Molecular and Clinical Aspects of Aα Dysfibrinogenemia in 25 Patients from the Czech Republic

Fibrinogen is a 340 kDA glycoprotein that plays a vital role in the hemostasis. The three pairs of polypeptide chains (Aα, Bβ and γ) form a heterodimer structure of fibrinogen, each chain is encoded by a distinct gene (FGA, FGB and FGG). Congenital dysfibrinogenemia is a rare qualitative disorder characterized by structural alterations in fibrinogen molecule resulting in its defective function. The clinical manifestation of majority cases is asymptomatic (50%); about 30% are associated with bleeding tendencies and only some cases are thrombotic (20%).
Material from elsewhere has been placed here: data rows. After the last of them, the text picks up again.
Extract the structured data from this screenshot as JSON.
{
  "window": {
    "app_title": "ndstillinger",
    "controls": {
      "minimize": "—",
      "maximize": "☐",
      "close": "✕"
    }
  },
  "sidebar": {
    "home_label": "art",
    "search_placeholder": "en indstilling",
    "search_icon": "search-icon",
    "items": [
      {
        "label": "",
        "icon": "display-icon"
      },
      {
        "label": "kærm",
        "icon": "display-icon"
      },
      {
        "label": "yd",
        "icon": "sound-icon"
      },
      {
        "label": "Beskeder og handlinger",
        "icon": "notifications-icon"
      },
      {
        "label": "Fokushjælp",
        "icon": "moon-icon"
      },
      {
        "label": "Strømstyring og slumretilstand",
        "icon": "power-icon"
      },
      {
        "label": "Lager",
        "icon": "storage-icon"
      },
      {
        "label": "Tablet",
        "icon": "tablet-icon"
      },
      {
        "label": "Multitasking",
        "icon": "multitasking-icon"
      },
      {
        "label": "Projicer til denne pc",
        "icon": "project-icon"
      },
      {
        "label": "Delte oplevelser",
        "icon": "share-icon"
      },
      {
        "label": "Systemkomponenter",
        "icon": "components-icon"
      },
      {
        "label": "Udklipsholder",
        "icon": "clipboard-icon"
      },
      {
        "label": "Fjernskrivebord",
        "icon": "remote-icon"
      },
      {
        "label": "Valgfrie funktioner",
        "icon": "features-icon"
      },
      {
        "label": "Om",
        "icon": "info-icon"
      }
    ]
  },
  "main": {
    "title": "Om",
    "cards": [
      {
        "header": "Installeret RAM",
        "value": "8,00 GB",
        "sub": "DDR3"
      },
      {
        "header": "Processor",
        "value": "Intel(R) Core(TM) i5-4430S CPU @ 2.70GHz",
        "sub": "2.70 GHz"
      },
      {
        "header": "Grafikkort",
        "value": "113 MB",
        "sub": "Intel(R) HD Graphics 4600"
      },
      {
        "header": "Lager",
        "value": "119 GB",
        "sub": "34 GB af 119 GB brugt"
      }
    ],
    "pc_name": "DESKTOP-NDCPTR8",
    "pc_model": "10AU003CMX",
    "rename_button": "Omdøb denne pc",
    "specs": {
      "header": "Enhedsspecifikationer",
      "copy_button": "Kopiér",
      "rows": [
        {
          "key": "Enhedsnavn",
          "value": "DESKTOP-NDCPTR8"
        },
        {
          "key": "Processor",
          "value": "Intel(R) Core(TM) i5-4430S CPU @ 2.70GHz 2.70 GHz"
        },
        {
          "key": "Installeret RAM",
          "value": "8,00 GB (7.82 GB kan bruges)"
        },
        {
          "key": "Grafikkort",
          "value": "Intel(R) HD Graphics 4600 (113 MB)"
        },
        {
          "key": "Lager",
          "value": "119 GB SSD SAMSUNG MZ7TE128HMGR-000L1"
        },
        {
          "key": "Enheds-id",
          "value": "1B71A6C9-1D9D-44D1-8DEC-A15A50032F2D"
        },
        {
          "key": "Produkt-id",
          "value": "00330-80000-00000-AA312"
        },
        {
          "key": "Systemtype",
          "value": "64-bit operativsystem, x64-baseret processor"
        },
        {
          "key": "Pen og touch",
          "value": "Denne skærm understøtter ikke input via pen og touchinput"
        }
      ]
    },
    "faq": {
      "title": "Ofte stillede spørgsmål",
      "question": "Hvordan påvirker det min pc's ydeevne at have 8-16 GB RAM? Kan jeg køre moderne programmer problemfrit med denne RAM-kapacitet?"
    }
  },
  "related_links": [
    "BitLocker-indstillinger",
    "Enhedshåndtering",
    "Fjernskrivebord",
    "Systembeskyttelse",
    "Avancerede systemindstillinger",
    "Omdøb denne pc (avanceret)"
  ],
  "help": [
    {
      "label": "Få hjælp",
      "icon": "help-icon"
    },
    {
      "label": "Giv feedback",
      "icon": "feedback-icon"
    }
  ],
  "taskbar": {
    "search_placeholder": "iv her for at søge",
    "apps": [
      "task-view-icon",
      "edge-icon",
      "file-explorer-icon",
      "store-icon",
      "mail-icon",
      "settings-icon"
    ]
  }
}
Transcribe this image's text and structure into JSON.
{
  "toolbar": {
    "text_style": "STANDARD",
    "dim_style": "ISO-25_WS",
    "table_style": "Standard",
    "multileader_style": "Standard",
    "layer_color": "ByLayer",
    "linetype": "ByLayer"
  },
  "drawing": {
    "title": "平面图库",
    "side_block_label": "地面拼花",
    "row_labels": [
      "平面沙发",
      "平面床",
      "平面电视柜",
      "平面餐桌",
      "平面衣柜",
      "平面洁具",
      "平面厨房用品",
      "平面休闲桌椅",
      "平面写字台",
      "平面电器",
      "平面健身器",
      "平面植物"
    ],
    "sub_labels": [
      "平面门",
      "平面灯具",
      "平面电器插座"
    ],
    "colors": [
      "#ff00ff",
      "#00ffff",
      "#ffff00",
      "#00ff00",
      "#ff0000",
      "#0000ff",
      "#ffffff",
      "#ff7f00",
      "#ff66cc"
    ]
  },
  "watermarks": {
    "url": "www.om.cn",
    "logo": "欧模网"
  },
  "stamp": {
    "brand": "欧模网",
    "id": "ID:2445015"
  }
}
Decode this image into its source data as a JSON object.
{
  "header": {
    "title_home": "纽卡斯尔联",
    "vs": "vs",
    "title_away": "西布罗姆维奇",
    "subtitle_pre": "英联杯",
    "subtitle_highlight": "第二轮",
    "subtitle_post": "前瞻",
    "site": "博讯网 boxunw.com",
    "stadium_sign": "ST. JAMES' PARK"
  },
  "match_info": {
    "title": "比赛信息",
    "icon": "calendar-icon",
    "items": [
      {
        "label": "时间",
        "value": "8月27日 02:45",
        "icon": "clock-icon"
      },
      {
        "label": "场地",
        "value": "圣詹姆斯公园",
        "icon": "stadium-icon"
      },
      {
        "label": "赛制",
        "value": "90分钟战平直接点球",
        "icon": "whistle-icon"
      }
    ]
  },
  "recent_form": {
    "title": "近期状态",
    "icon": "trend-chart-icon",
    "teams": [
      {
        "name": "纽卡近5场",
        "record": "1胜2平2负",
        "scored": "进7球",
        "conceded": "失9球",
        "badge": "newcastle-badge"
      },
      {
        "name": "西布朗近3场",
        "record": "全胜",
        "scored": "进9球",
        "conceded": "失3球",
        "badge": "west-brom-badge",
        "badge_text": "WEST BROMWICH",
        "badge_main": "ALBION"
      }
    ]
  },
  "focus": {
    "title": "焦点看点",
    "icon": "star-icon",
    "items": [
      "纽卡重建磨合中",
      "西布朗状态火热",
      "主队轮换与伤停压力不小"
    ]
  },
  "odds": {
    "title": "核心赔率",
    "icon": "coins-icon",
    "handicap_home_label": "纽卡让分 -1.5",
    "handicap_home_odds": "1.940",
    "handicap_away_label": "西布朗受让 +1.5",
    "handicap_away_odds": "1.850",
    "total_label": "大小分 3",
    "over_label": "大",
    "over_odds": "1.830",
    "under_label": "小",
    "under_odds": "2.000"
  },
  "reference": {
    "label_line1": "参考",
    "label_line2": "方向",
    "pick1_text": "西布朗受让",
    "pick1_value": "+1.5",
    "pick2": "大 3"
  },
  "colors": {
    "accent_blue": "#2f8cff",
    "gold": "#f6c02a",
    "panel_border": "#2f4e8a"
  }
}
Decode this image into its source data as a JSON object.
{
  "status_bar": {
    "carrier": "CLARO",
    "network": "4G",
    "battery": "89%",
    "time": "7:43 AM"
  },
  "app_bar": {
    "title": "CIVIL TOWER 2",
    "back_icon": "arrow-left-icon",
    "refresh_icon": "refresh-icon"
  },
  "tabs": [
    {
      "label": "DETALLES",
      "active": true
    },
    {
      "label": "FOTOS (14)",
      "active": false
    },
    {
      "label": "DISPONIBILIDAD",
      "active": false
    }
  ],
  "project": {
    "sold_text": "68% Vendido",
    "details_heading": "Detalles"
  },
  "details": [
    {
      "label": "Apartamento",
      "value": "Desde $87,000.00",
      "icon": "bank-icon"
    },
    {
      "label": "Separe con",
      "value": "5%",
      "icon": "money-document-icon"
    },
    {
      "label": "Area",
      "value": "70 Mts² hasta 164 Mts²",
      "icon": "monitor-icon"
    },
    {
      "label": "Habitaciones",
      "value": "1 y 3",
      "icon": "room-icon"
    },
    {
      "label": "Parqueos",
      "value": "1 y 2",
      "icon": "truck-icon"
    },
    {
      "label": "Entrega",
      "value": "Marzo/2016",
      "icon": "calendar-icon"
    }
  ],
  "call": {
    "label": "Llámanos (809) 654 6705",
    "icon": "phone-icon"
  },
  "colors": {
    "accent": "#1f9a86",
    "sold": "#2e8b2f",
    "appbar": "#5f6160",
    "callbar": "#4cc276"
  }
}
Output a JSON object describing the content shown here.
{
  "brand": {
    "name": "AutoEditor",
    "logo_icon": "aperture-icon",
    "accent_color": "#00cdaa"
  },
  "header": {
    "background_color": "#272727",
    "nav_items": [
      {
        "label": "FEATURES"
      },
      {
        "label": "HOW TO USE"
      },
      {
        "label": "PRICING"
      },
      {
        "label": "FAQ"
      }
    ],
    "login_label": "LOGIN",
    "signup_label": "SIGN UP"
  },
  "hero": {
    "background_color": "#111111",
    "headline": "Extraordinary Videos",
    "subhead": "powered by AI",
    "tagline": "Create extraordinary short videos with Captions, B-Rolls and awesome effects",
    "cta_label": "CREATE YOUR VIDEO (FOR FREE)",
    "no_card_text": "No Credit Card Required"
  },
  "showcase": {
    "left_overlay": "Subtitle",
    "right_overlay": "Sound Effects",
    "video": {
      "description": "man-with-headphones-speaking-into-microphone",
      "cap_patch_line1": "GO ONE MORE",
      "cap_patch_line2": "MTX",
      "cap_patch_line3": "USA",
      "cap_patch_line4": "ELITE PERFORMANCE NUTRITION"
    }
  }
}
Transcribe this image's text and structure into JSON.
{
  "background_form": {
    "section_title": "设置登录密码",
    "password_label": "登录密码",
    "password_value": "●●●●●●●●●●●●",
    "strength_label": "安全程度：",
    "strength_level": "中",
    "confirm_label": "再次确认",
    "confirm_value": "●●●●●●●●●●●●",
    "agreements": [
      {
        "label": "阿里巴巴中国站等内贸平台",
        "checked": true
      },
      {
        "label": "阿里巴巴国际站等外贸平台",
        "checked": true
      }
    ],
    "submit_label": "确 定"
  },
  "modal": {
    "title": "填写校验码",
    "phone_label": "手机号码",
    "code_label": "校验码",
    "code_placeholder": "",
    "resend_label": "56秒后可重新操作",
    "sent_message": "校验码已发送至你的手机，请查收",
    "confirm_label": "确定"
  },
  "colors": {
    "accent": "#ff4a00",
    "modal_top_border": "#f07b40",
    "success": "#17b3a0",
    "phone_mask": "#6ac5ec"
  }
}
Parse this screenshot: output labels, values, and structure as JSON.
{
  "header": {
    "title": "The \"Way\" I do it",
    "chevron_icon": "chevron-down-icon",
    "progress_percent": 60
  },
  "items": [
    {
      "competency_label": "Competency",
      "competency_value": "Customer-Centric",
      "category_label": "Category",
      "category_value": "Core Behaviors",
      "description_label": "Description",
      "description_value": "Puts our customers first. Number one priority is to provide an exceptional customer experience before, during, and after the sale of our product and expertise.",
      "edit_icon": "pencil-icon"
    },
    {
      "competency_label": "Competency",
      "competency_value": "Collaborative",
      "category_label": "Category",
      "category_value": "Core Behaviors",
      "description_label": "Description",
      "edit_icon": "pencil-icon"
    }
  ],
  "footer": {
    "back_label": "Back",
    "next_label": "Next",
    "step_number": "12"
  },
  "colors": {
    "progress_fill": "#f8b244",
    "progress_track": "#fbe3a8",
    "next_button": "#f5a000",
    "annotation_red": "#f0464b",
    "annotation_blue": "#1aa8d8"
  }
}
In this study, we evaluated 25 patients with heterozygous missense mutations in exon 2 of FGA gene from 13 unrelated families, all with low levels of functional fibrinogen and prolonged clotting time. All mutations were located around thrombin cleavage site at N-terminus of a fibrinogen Aα chain. Mutation Aα G13E was found in 6 families (13 patients), Aα R16H in 4 families (6 patients), Aα R16C in 1 family (4 patients), and Aα R19G in 1 family (2 patients). Correlations between the genotype and phenotype were studied by fibrin polymerization, fibrinolysis, kinetics of fibrinopeptides release, and electron and confocal microscopy. The viscoelastic properties of fibrin clots were measured. All mutations caused a delay or absence of fibrinopeptide A release and prolonged fibrin polymerization. Clinical phenotypes of mutations were, unexpectedly and importantly, highly heterogeneous. Out of 25 patients 17 were asymptomatic, 7 had the bleeding tendencies and 1 patient had thrombosis. One woman with Aα G13E had 2 spontaneous abortions and 3 pregnant women with Aα G13E, Aα R16C and Aα R19G mutations suffered for hemorrhages or postpartum bleeding. Eventually, all had successful delivery under provided care with a hematologist. Small surgeries were performed to patients with Aα R16H supplied with fibrinogen concentrates and antifibrinolytics. Our observations show that the patients should be carefully treated based both on the results of the laboratory analyzes and personal and family history.

This work was supported by the project of the Ministry of Health, Czech Republic, for conceptual development of research organization 00023736, by Grant from the Academy of Sciences, Czech Republic nr. P205/12/G118, and by ERDF OPPK CZ.2.16/3.1.00/24001.